Pendant des décennies, la flotte sous-marine chinoise reposait sur des diesels, discrets et bon marché. Ce temps est révolu. Pékin a opéré un virage net, et ses chantiers navals tournent à plein régime pour concrétiser cette ambition.

Sous-marin © Shutterstock
Sous-marin © Shutterstock

C'est le renseignement naval américain qui l'a officiellement confirmé. Devant la Commission d'évaluation économique et sécuritaire sino-américaine, le contre-amiral Mike Brookes a décrit un « virage stratégique majeur » : la marine chinoise abandonne progressivement les bâtiments à propulsion classique pour basculer vers une flotte entièrement propulsée par réacteurs nucléaires.

Pour comprendre ce glissement, il faut revenir à la logique historique de Pékin, qui a longtemps misé sur la quantité plutôt que sur la portée. La marine chinoise, jadis cantonnée à ses approches côtières, entend désormais opérer bien au-delà de la première chaîne d'îles.

La marine chinoise change de braquet

Les chiffres parlent d'eux-mêmes. La Chine dispose aujourd'hui de plus de 60 sous-marins en service actif, dont au moins 14 à propulsion nucléaire. Selon l'Institut international d'études stratégiques (IISS), entre 2021 et 2025, Pékin a mis à l'eau 10 sous-marins nucléaires représentant 79 000 tonnes de déplacement. Les États-Unis, sur la même période, n'en ont produit que sept pour 55 000 tonnes. Trois chantiers navals ont été modernisés pour soutenir cette cadence, notamment le chantier de Bohai à Huludao, doté d'un second hall de construction entre 2019 et 2022.

Ce virage repose sur deux classes de bâtiments. La première est le Type 093B, un sous-marin nucléaire d'attaque dont sept à huit exemplaires ont été construits ces trois dernières années. Ce chiffre dépasse le cumul des trente années précédentes. Ce bâtiment intègre une propulsion par pompe-jet, qui réduit significativement la signature acoustique. Il embarque également un système de lancement vertical de 12 cellules, qui élargit l'arsenal bien au-delà des torpilles classiques.
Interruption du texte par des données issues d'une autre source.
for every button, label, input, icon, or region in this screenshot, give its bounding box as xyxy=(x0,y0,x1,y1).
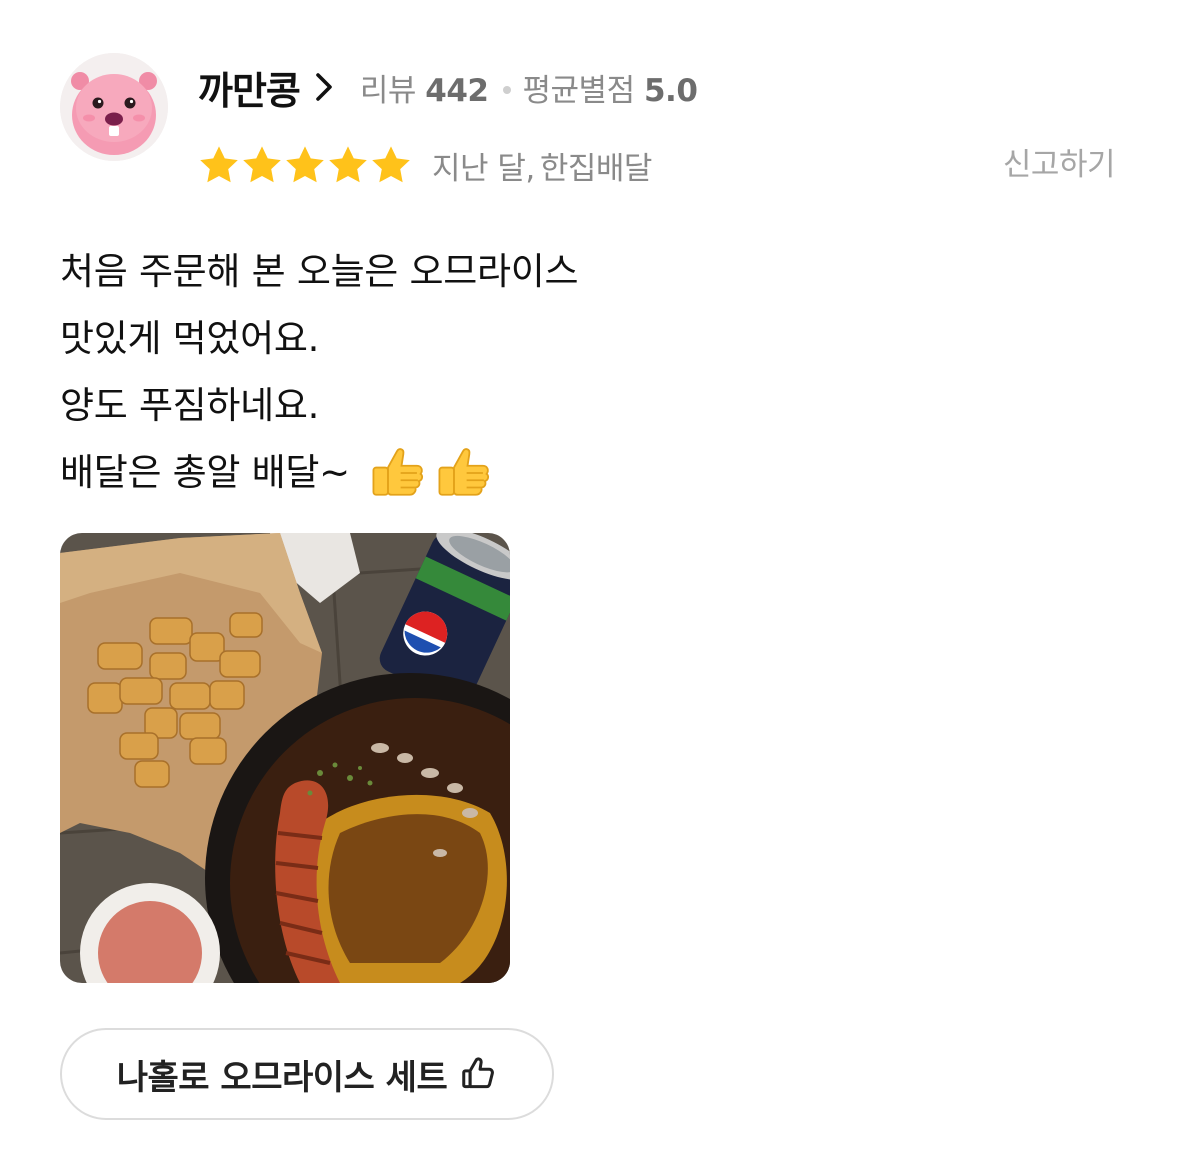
star-icon xyxy=(372,146,410,183)
review-date: 지난 달, xyxy=(432,150,535,187)
review-line: 배달은 총알 배달~ xyxy=(60,451,350,494)
separator-dot xyxy=(502,86,511,94)
avg-rating-value: 5.0 xyxy=(643,72,698,109)
menu-tag-chip[interactable]: 나홀로 오므라이스 세트 xyxy=(60,1028,554,1120)
beaver-avatar-icon xyxy=(60,53,168,161)
review-count: 442 xyxy=(425,72,489,109)
report-button[interactable]: 신고하기 xyxy=(1003,142,1116,188)
review-count-label: 리뷰 xyxy=(359,72,417,109)
review-line: 처음 주문해 본 오늘은 오므라이스 xyxy=(60,250,579,293)
emoji-group xyxy=(368,444,492,502)
menu-tag-label: 나홀로 오므라이스 세트 xyxy=(116,1057,448,1098)
food-photo xyxy=(60,533,510,983)
star-icon xyxy=(286,146,324,183)
star-rating xyxy=(198,145,412,185)
star-icon xyxy=(243,146,281,183)
thumbs-up-outline-icon xyxy=(459,1055,497,1093)
thumbs-up-emoji xyxy=(372,447,423,496)
star-icon xyxy=(329,146,367,183)
review-photo[interactable] xyxy=(60,533,510,983)
reviewer-header: 까만콩 리뷰 442 평균별점 5.0 xyxy=(198,60,698,115)
reviewer-nickname[interactable]: 까만콩 xyxy=(198,60,301,115)
review-line-last: 배달은 총알 배달~ xyxy=(60,439,578,506)
chevron-right-icon[interactable] xyxy=(314,72,334,102)
star-icon xyxy=(200,146,238,183)
thumbs-up-emoji xyxy=(438,447,489,496)
review-text: 처음 주문해 본 오늘은 오므라이스 맛있게 먹었어요. 양도 푸짐하네요. 배… xyxy=(60,238,579,506)
avg-rating-label: 평균별점 xyxy=(522,72,636,109)
review-line: 양도 푸짐하네요. xyxy=(60,384,320,427)
reviewer-stats: 리뷰 442 평균별점 5.0 xyxy=(360,65,698,110)
delivery-type: 한집배달 xyxy=(539,150,653,187)
review-line: 맛있게 먹었어요. xyxy=(60,317,320,360)
rating-row: 지난 달, 한집배달 xyxy=(198,142,652,188)
avatar[interactable] xyxy=(60,53,168,161)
La seconde classe est le Type 041, de format réduit, comparable à un diesel en taille mais doté de l'endurance propre au nucléaire.

Image satellite d'un sous-marin nucléaire type 041 à quai. © Modern Submarines
Image satellite d'un sous-marin nucléaire type 041 à quai. © Modern Submarines

Sur le volet balistique, les sous-marins de type 094 (classe Jin) jouent désormais un rôle central dans la dissuasion chinoise. Six unités sont en service, équipées de missiles JL-2 d'une portée de 7 200 kilomètres. Une mise à niveau vers le JL-3, capable d'atteindre 10 000 kilomètres, est en cours. D'ici 2027, la flotte totale devrait dépasser 70 bâtiments, et d'ici 2035, environ 80, dont la moitié à propulsion nucléaire.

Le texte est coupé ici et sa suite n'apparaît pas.